Ultimately it is about product placement. The best place to sell RPG books is in RPG stores. You sell the product directly to those customers who want them the most. Selling them in GW stores just isn't as profitable.

macd21 said:

Ultimately it is about product placement. The best place to sell RPG books is in RPG stores. You sell the product directly to those customers who want them the most. Selling them in GW stores just isn't as profitable.

Can't say I agree completely.

We have a store over here that sells basically anything a nerd could want. (Boardgames, RPG's, GW products, other miniature combat games, movies, anime, manga etc. etc.) And they are sort of the local authority on these types of products.

And also, buying warhammer there is actually cheaper than going to the GW-store located in the same city. I usually buy my GW products at the first store, only going to the GW-store if I find out that the first store has run out of something I need.

Apparently GW-stores don't sell their products as cheap as they possibly could, since this other store also have an extensive selection of GW-products and sell them off at a cheaper price. But then again, GW are quite known for their bloodsucker tendencies as a company...

Maybe the models in that photo are so large because they are sculpts, or do the artists always sculpt to actual size?

Deadline247 said:

Maybe the models in that photo are so large because they are sculpts, or do the artists always sculpt to actual size?

It depends. But normally they do first draft sculpts in larger size before moving on to making "greens" that are the same size as the complete mini will be.

Varnias Tybalt said:

We have a store over here that sells basically anything a nerd could want. (Boardgames, RPG's, GW products, other miniature combat games, movies, anime, manga etc. etc.) And they are sort of the local authority on these types of products.

And also, buying warhammer there is actually cheaper than going to the GW-store located in the same city. I usually buy my GW products at the first store, only going to the GW-store if I find out that the first store has run out of something I need.

I'm not sure how that contradicts my point. RPGers go to the FLGS above, not the GW store (it's just that GW customers also go to the FLGS as well...). The best place for GW to place their RPG product in this case is clearly the FLGS.

oh no...its D.H,2nd ed! llorando.gif by F.F.Gs!!

KONRAD said:

oh no...its D.H,2nd ed! llorando.gif by F.F.Gs!!

?????????

macd21 said:

KONRAD said:

oh no...its D.H,2nd ed! llorando.gif by F.F.Gs!!

?????????

sorry,the pics above remind me of WFRP 3rd ed.

Deadline247 said:

Maybe the models in that photo are so large because they are sculpts, or do the artists always sculpt to actual size?

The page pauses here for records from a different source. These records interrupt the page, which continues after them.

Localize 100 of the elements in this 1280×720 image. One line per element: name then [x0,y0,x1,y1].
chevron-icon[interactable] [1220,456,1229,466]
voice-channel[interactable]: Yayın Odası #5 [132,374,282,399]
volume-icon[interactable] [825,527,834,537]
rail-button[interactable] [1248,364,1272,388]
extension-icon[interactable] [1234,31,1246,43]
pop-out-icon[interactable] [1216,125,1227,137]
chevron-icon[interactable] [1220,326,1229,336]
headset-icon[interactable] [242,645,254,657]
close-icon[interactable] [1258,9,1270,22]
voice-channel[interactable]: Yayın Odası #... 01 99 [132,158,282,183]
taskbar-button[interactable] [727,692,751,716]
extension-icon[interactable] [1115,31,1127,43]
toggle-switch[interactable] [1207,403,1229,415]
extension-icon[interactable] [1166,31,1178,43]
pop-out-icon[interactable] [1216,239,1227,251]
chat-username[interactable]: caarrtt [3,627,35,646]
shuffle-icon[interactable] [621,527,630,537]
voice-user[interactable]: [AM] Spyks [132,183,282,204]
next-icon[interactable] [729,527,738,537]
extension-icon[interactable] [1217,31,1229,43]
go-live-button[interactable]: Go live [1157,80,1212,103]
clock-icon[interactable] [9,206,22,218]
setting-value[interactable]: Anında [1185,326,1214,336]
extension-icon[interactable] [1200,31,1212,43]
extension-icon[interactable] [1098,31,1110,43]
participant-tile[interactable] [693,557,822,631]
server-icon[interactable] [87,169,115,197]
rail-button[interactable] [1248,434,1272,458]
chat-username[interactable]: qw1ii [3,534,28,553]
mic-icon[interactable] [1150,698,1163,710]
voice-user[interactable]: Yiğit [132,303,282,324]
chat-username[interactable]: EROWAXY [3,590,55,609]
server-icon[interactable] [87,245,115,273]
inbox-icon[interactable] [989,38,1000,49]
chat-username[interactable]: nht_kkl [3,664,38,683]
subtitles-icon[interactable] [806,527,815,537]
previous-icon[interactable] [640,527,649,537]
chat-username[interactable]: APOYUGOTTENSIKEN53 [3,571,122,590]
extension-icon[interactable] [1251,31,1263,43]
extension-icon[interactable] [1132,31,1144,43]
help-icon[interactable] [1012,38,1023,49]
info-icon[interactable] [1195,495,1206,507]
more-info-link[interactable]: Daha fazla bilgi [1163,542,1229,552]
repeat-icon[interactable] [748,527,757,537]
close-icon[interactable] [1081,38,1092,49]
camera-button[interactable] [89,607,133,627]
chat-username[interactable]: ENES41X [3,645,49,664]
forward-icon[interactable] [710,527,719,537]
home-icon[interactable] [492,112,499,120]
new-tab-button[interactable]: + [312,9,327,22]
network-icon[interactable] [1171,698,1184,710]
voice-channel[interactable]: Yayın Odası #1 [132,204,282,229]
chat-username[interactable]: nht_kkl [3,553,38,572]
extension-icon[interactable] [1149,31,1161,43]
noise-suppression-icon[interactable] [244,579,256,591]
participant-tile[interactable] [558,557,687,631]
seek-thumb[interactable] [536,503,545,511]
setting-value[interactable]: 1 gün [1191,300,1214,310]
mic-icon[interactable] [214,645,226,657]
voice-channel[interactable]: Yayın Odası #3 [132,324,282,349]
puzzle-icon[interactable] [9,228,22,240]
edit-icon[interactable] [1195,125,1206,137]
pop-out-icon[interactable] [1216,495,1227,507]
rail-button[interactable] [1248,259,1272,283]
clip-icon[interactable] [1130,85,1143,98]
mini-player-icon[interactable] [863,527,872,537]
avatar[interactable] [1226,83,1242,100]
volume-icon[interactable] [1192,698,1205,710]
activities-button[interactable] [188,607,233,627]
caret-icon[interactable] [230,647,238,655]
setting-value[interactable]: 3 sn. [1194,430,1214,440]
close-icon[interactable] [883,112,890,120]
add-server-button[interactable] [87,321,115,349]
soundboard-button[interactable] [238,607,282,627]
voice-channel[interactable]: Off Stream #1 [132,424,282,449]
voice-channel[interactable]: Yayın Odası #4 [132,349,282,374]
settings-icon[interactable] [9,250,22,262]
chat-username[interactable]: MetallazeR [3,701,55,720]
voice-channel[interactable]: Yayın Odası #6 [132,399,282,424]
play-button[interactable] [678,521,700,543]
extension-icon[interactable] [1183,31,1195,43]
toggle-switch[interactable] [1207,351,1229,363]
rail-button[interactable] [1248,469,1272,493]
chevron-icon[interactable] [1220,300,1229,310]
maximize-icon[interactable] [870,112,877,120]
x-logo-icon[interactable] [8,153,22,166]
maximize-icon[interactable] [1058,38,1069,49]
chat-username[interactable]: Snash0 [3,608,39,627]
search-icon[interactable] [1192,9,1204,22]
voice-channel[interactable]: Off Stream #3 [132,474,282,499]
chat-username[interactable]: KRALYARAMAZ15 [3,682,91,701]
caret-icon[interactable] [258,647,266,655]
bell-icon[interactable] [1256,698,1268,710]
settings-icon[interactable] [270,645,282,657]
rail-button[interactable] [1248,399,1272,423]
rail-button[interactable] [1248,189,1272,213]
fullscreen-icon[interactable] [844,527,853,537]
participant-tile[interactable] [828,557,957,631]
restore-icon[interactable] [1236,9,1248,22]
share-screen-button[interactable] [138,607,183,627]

They don't always sculpt to actual size. I saw John Blanche sculpting a Juggernaught which was pretty huge, which ended up being the Juggernaught for the original plastic Epic set. So basically, the sculpt was about 800-1000% bigger than the finished product.

I'm just guessing here, but I think they were experimenting at the time with scanning sculpts, digitizing them and then having a computer carve them out of a block of wax in a different scale. It was in the early 90's.